Sustainable Pricing Excellence in Medtech Doesn’t Need to Be so Hard
ARTICLE SUMMARY:
The most important aspect of pricing tool fit is the impact on your business. But if business leaders don’t care about pricing metrics, no one else will either. To do that effectively, focus on three areas. By Matt O'Rourke , Shelly Grimaldi and Abhishek Rathi , ZS .
The past two years have been challenging on numerous fronts, not the least of which has been maintaining margin. Despite the global pandemic, many businesses achieved record sales, only to find operating margins eroded with widespread inflation not seen in generations. Across medtech, commercial teams are faced with the need to take significant pricing actions for the first time in their careers.

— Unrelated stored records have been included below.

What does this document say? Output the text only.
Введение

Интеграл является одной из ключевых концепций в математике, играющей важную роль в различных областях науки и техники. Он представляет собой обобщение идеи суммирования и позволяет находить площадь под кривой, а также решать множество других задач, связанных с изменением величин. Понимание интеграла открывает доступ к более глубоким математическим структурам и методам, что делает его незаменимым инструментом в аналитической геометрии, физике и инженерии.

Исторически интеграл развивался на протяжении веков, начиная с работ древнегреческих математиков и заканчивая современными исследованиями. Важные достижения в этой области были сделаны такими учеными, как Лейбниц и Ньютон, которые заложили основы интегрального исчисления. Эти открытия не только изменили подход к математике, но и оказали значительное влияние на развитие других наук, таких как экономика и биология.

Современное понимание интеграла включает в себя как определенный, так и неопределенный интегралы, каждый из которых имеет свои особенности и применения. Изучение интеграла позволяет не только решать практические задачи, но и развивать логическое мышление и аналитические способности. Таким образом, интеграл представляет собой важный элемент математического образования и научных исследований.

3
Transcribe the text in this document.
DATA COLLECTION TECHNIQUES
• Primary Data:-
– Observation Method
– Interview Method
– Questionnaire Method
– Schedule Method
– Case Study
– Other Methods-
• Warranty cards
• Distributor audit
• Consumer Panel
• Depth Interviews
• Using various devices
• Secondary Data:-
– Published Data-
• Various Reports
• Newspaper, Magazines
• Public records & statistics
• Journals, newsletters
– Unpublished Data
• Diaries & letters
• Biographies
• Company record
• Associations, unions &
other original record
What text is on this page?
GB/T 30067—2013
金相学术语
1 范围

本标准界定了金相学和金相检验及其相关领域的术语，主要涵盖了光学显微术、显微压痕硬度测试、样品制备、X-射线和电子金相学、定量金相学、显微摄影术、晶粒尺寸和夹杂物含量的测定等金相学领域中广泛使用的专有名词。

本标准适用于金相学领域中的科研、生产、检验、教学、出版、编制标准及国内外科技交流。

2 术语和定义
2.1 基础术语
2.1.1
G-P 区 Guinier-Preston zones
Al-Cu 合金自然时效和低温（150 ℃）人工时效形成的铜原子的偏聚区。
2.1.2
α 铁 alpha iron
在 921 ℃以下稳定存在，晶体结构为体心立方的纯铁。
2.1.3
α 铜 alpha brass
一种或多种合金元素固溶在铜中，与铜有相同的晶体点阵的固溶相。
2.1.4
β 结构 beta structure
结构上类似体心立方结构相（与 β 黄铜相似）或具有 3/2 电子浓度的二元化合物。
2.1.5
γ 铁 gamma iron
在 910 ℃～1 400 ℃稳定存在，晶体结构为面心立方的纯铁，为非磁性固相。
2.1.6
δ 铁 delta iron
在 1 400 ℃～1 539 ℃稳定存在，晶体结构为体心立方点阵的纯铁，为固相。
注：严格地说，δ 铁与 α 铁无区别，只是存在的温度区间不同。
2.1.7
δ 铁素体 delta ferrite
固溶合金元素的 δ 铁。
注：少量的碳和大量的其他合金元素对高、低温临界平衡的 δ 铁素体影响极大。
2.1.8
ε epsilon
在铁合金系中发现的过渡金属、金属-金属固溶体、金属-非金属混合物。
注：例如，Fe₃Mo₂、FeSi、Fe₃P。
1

These discussions with customers may feel especially uncomfortable not only because negotiating large price increases is unfamiliar but also because pricing capabilities are so often underdeveloped. Excellence in pricing execution entails more than an efficient deal desk. It’s a core competency that ensures commercial organizations capture their share of the value delivered to customers. To do that effectively, no matter the state of the economy, focus on three areas:
Create a toolset that answers the right questions
Pricing execution, at its core, is your commercial team’s attempt to capture the optimal value delivered to your customers. Achieving this seemingly straightforward goal is complex because each member of the commercial team has a different role to play in the process, often requiring different information, tools and feedback.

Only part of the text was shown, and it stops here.